Evidencing strain-dependency of metabolic pathways within 1,494 lactic bacteria genomes with the in silico screening Prolipipe pipeline
Abstract
Genomes from bacteria of interest to the food industry exhibit significant functional variability, yet evaluating this characteristic remains challenging. As public repositories continue to accumulate more genomes, large-scale assessment of metabolic potential emerges as a promising method to highlight this functional variability. The primary challenge lies in automating a workflow to construct metabolic networks from genomes on a massive scale. Here, we present Prolipipe, a pipeline designed for the large-scale assessment of metabolic potential in bacteria, focusing on specific pathways. Given a large dataset of hundreds to thousands of bacterial genomes with known taxonomy and a list of targeted pathways, Prolipipe identifies gene functions through a comprehensive annotation step using three different tools.

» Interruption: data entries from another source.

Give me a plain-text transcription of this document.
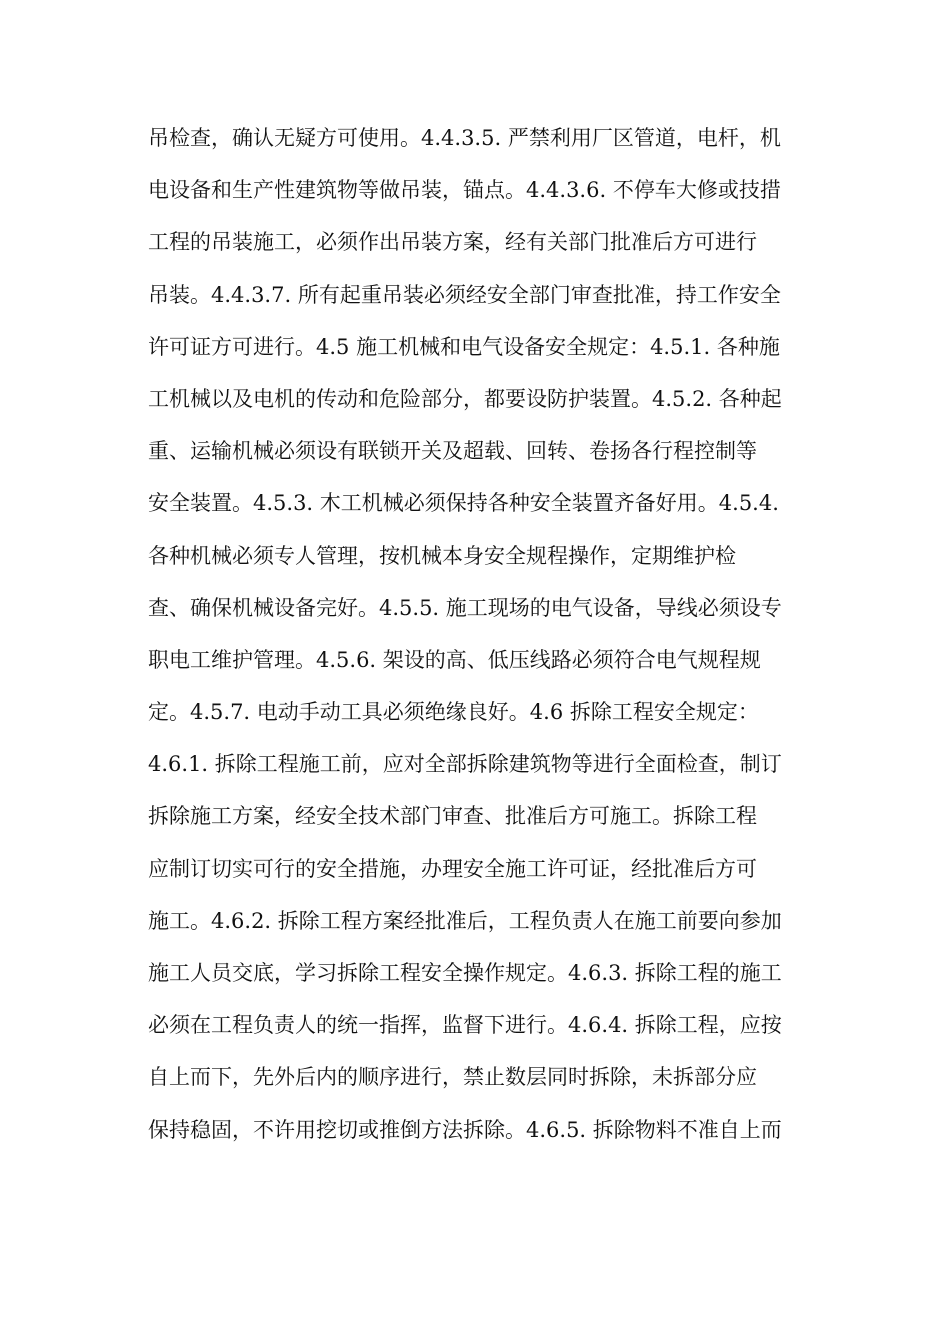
吊检查，确认无疑方可使用。4.4.3.5. 严禁利用厂区管道，电杆，机
电设备和生产性建筑物等做吊装，锚点。4.4.3.6. 不停车大修或技措
工程的吊装施工，必须作出吊装方案，经有关部门批准后方可进行
吊装。4.4.3.7. 所有起重吊装必须经安全部门审查批准，持工作安全
许可证方可进行。4.5 施工机械和电气设备安全规定：4.5.1. 各种施
工机械以及电机的传动和危险部分，都要设防护装置。4.5.2. 各种起
重、运输机械必须设有联锁开关及超载、回转、卷扬各行程控制等
安全装置。4.5.3. 木工机械必须保持各种安全装置齐备好用。4.5.4.
各种机械必须专人管理，按机械本身安全规程操作，定期维护检
查、确保机械设备完好。4.5.5. 施工现场的电气设备，导线必须设专
职电工维护管理。4.5.6. 架设的高、低压线路必须符合电气规程规
定。4.5.7. 电动手动工具必须绝缘良好。4.6 拆除工程安全规定：
4.6.1. 拆除工程施工前，应对全部拆除建筑物等进行全面检查，制订
拆除施工方案，经安全技术部门审查、批准后方可施工。拆除工程
应制订切实可行的安全措施，办理安全施工许可证，经批准后方可
施工。4.6.2. 拆除工程方案经批准后，工程负责人在施工前要向参加
施工人员交底，学习拆除工程安全操作规定。4.6.3. 拆除工程的施工
必须在工程负责人的统一指挥，监督下进行。4.6.4. 拆除工程，应按
自上而下，先外后内的顺序进行，禁止数层同时拆除，未拆部分应
保持稳固，不许用挖切或推倒方法拆除。4.6.5. 拆除物料不准自上而
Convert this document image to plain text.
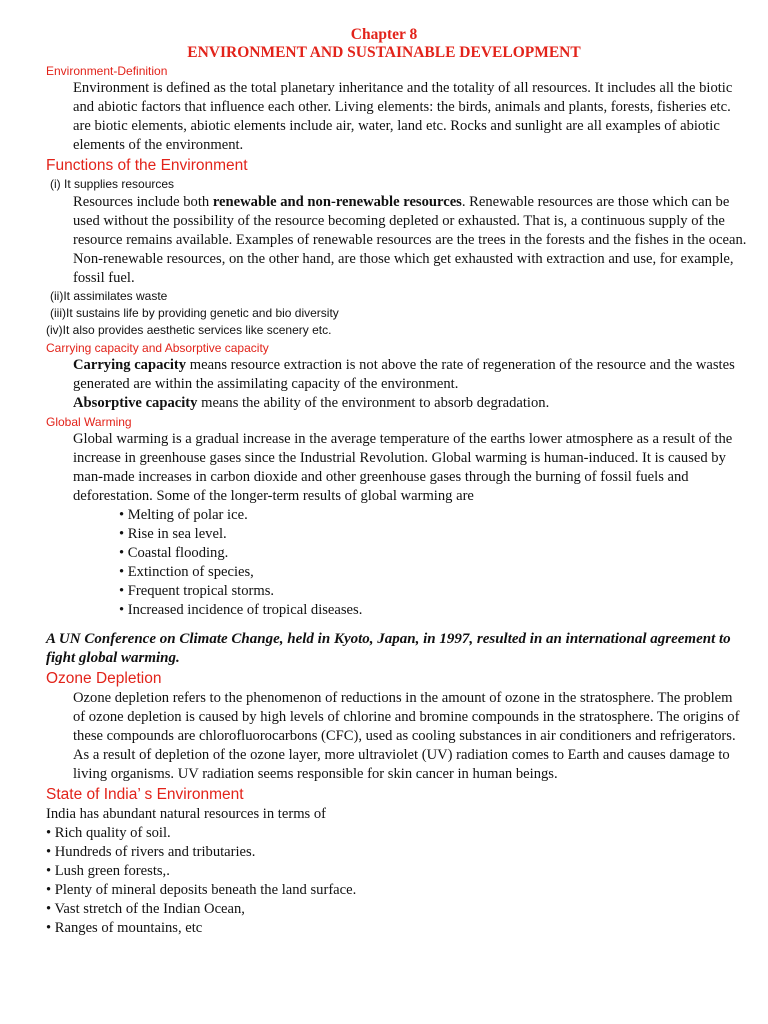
Chapter 8
ENVIRONMENT AND SUSTAINABLE DEVELOPMENT
Environment-Definition
Environment is defined as the total planetary inheritance and the totality of all resources. It includes all the biotic and abiotic factors that influence each other. Living elements: the birds, animals and plants, forests, fisheries etc. are biotic elements, abiotic elements include air, water, land etc. Rocks and sunlight are all examples of abiotic elements of the environment.
Functions of the Environment
(i) It supplies resources
Resources include both renewable and non-renewable resources. Renewable resources are those which can be used without the possibility of the resource becoming depleted or exhausted. That is, a continuous supply of the resource remains available. Examples of renewable resources are the trees in the forests and the fishes in the ocean. Non-renewable resources, on the other hand, are those which get exhausted with extraction and use, for example, fossil fuel.
(ii)It assimilates waste
(iii)It sustains life by providing genetic and bio diversity
(iv)It also provides aesthetic services like scenery etc.
Carrying capacity and Absorptive capacity
Carrying capacity means resource extraction is not above the rate of regeneration of the resource and the wastes generated are within the assimilating capacity of the environment.
Absorptive capacity means the ability of the environment to absorb degradation.
Global Warming
Global warming is a gradual increase in the average temperature of the earths lower atmosphere as a result of the increase in greenhouse gases since the Industrial Revolution. Global warming is human-induced. It is caused by man-made increases in carbon dioxide and other greenhouse gases through the burning of fossil fuels and deforestation. Some of the longer-term results of global warming are
• Melting of polar ice.
• Rise in sea level.
• Coastal flooding.
• Extinction of species,
• Frequent tropical storms.
• Increased incidence of tropical diseases.
A UN Conference on Climate Change, held in Kyoto, Japan, in 1997, resulted in an international agreement to fight global warming.
Ozone Depletion
Ozone depletion refers to the phenomenon of reductions in the amount of ozone in the stratosphere. The problem of ozone depletion is caused by high levels of chlorine and bromine compounds in the stratosphere. The origins of these compounds are chlorofluorocarbons (CFC), used as cooling substances in air conditioners and refrigerators. As a result of depletion of the ozone layer, more ultraviolet (UV) radiation comes to Earth and causes damage to living organisms. UV radiation seems responsible for skin cancer in human beings.
State of India’ s Environment
India has abundant natural resources in terms of
• Rich quality of soil.
• Hundreds of rivers and tributaries.
• Lush green forests,.
• Plenty of mineral deposits beneath the land surface.
• Vast stretch of the Indian Ocean,
• Ranges of mountains, etc
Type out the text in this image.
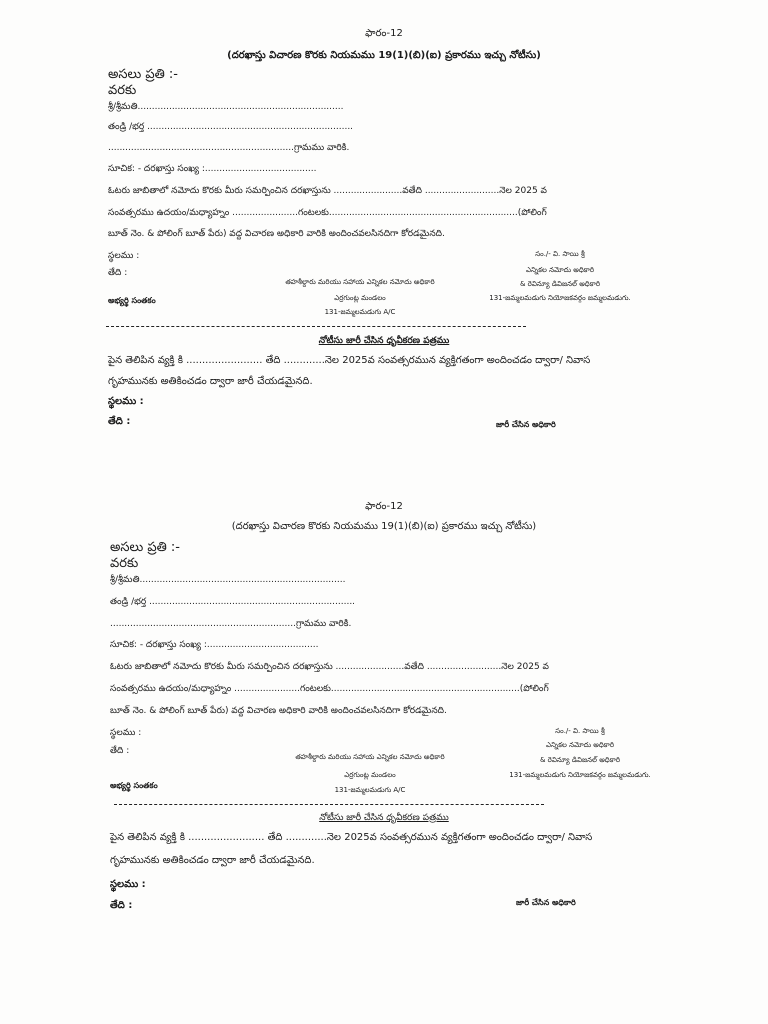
ఫారం-12
(దరఖాస్తు విచారణ కొరకు నియమము 19(1)(బి)(ఐ) ప్రకారము ఇచ్చు నోటీసు)
అసలు ప్రతి :-
వరకు
శ్రీ/శ్రీమతి........................................................................
తండ్రి /భర్త ........................................................................
.................................................................గ్రామము వారికి.
సూచిక: - దరఖాస్తు సంఖ్య :.......................................
ఓటరు జాబితాలో నమోదు కొరకు మీరు సమర్పించిన దరఖాస్తును ........................వతేది ..........................నెల 2025 వ
సంవత్సరము ఉదయం/మధ్యాహ్నం .......................గంటలకు..................................................................(పోలింగ్
బూత్ నెం. & పోలింగ్ బూత్ పేరు) వద్ద విచారణ అధికారి వారికి అందించవలసినదిగా కోరడమైనది.
స్థలము :
తేది :
అభ్యర్థి సంతకం
తహశీల్దారు మరియు సహాయ ఎన్నికల నమోదు అధికారి
ఎర్రగుంట్ల మండలం
131-జమ్మలమడుగు A/C
సం./- వి. సాయి శ్రీ
ఎన్నికల నమోదు అధికారి
& రెవిన్యూ డివిజనల్ అధికారి
131-జమ్మలమడుగు నియోజకవర్గం జమ్మలమడుగు.
నోటీసు జారీ చేసిన ధృవీకరణ పత్రము
పైన తెలిపిన వ్యక్తి కి ........................ తేది .............నెల 2025వ సంవత్సరమున వ్యక్తిగతంగా అందించడం ద్వారా/ నివాస
గృహమునకు అతికించడం ద్వారా జారీ చేయడమైనది.
స్థలము :
తేది :	జారీ చేసిన అధికారి
ఫారం-12
(దరఖాస్తు విచారణ కొరకు నియమము 19(1)(బి)(ఐ) ప్రకారము ఇచ్చు నోటీసు)
అసలు ప్రతి :-
వరకు
శ్రీ/శ్రీమతి........................................................................
తండ్రి /భర్త ........................................................................
.................................................................గ్రామము వారికి.
సూచిక: - దరఖాస్తు సంఖ్య :.......................................
ఓటరు జాబితాలో నమోదు కొరకు మీరు సమర్పించిన దరఖాస్తును ........................వతేది ..........................నెల 2025 వ
సంవత్సరము ఉదయం/మధ్యాహ్నం .......................గంటలకు..................................................................(పోలింగ్
బూత్ నెం. & పోలింగ్ బూత్ పేరు) వద్ద విచారణ అధికారి వారికి అందించవలసినదిగా కోరడమైనది.
స్థలము :
తేది :
అభ్యర్థి సంతకం
తహశీల్దారు మరియు సహాయ ఎన్నికల నమోదు అధికారి
ఎర్రగుంట్ల మండలం
131-జమ్మలమడుగు A/C
సం./- వి. సాయి శ్రీ
ఎన్నికల నమోదు అధికారి
& రెవిన్యూ డివిజనల్ అధికారి
131-జమ్మలమడుగు నియోజకవర్గం జమ్మలమడుగు.
నోటీసు జారీ చేసిన ధృవీకరణ పత్రము
పైన తెలిపిన వ్యక్తి కి ........................ తేది .............నెల 2025వ సంవత్సరమున వ్యక్తిగతంగా అందించడం ద్వారా/ నివాస
గృహమునకు అతికించడం ద్వారా జారీ చేయడమైనది.
స్థలము :
తేది :	జారీ చేసిన అధికారి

Then it builds genome-scale metabolic networks for each genome. These networks are then parsed to document the presence or absence of each reaction across all processed genomes. The pipeline evaluates the metabolic potential of each genome to carry out the pathway according to its gene content and highlight the best candidates among the large-scale set of genomes. In this study, Prolipipe was applied to 1,494 genomes of lactic acid bacteria, assessing the completeness ratio of 761 pathways. We classified pathways according to their maximum completeness rate, revealing that 137 pathways can be operated by at least one strain in our dataset. By mapping the identifiers of these pathways onto the pathway ontology graph of the Metacyc database, we highlighted that none of the pathways within four functional classes of Metacyc can be entirely recovered in the strain dataset. We then investigated infraspecific variability, a strong indicator of functional variability, and compared the species in our genome dataset based on their tendency to exhibit infraspecific variability. This analysis revealed species potential for strain-dependency, where phenotypes differ among strains of the same species.